The curlew’s call haunts sands and hills
St Dogmael's, Pembrokeshire I could hear the haunting call of a curlew - faintly, distantly, yet it still had a power to arrest and hold my attention. It bubbled up as though from the water itself, swelled to a crescendo and gently died away
Walking along the estuary-side path on an ebb-tide, I kept an ear tuned for our "wet-footed god of the horizons", scanned with my glass the shimmer around margins of emerging sand-banks for the bird whose curved-beak silhouette is as distinctive as its voice. These river-mouths of western Wales - Teifi, Dyfi, Mawddach, Dwyryd - have a startling textural beauty. Their swirling diurnal intricacy, their light-infused and tide-sculpted Celtic designs of water and sand were once a favourite wintering ground of the curlew.

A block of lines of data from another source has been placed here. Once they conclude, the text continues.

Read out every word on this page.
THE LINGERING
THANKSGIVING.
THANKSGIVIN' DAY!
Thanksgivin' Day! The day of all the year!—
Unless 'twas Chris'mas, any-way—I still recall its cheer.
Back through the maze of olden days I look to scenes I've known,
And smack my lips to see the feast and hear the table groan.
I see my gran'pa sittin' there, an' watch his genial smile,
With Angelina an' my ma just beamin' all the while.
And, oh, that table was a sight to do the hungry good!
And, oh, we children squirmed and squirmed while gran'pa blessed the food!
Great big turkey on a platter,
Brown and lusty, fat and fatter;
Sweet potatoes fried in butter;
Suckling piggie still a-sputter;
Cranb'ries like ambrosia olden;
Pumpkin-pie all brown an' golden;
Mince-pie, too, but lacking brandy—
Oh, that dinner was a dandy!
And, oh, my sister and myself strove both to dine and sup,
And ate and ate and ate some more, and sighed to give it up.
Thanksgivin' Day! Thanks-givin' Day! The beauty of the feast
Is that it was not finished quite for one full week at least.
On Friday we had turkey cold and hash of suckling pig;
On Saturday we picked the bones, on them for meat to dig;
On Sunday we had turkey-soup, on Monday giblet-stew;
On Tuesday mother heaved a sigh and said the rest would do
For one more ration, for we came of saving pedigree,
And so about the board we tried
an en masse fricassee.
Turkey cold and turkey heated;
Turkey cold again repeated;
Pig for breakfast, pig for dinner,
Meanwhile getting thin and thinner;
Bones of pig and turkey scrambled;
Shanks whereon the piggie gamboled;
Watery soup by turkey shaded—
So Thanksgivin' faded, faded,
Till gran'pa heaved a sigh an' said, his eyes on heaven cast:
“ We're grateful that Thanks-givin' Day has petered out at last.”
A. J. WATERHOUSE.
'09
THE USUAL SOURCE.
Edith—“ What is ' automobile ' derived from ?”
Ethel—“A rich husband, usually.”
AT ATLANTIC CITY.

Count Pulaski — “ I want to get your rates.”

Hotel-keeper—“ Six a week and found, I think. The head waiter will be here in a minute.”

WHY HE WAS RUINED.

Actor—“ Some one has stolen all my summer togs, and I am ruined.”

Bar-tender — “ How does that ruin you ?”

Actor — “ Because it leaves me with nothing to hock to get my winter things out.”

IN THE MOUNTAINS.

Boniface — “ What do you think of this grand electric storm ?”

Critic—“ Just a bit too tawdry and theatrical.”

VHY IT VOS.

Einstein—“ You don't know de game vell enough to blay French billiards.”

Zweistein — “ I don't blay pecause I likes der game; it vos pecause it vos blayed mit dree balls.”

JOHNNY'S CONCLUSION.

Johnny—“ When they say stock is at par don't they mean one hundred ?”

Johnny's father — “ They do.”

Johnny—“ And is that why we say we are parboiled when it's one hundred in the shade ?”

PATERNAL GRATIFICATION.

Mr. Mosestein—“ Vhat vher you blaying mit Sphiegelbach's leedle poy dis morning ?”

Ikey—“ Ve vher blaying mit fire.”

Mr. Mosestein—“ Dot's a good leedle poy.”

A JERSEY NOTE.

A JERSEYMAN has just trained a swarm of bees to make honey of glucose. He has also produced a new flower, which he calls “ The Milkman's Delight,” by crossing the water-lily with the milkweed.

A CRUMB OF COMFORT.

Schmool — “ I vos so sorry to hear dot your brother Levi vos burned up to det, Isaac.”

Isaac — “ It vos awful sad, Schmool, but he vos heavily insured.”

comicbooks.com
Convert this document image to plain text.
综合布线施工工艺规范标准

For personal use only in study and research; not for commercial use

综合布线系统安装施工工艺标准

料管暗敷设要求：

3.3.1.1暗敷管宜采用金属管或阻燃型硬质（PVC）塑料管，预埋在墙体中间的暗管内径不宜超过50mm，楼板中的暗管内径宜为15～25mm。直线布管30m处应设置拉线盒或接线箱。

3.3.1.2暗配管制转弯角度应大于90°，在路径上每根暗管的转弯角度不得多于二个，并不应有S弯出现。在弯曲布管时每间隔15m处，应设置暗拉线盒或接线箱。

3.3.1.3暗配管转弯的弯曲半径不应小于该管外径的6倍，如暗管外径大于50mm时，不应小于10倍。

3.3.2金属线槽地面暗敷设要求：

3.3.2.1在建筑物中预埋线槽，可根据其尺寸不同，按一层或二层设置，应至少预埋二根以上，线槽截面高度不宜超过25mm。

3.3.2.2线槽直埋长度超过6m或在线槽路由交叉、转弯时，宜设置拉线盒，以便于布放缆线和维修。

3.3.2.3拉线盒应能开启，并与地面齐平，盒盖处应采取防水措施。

The haunting call of this largest of British waders, here and in its breeding grounds on commons and wetlands around the higher hills, is surely the most redolent sound of our relict wild country. WH Hudson described it seeming as if "uttered by some filmy being, half spirit and half bird". Here on the Teifi I could hear one faintly, distantly, yet it still had a power to arrest and hold my attention. It bubbled up as though from the water itself, swelled to a crescendo and gently died away.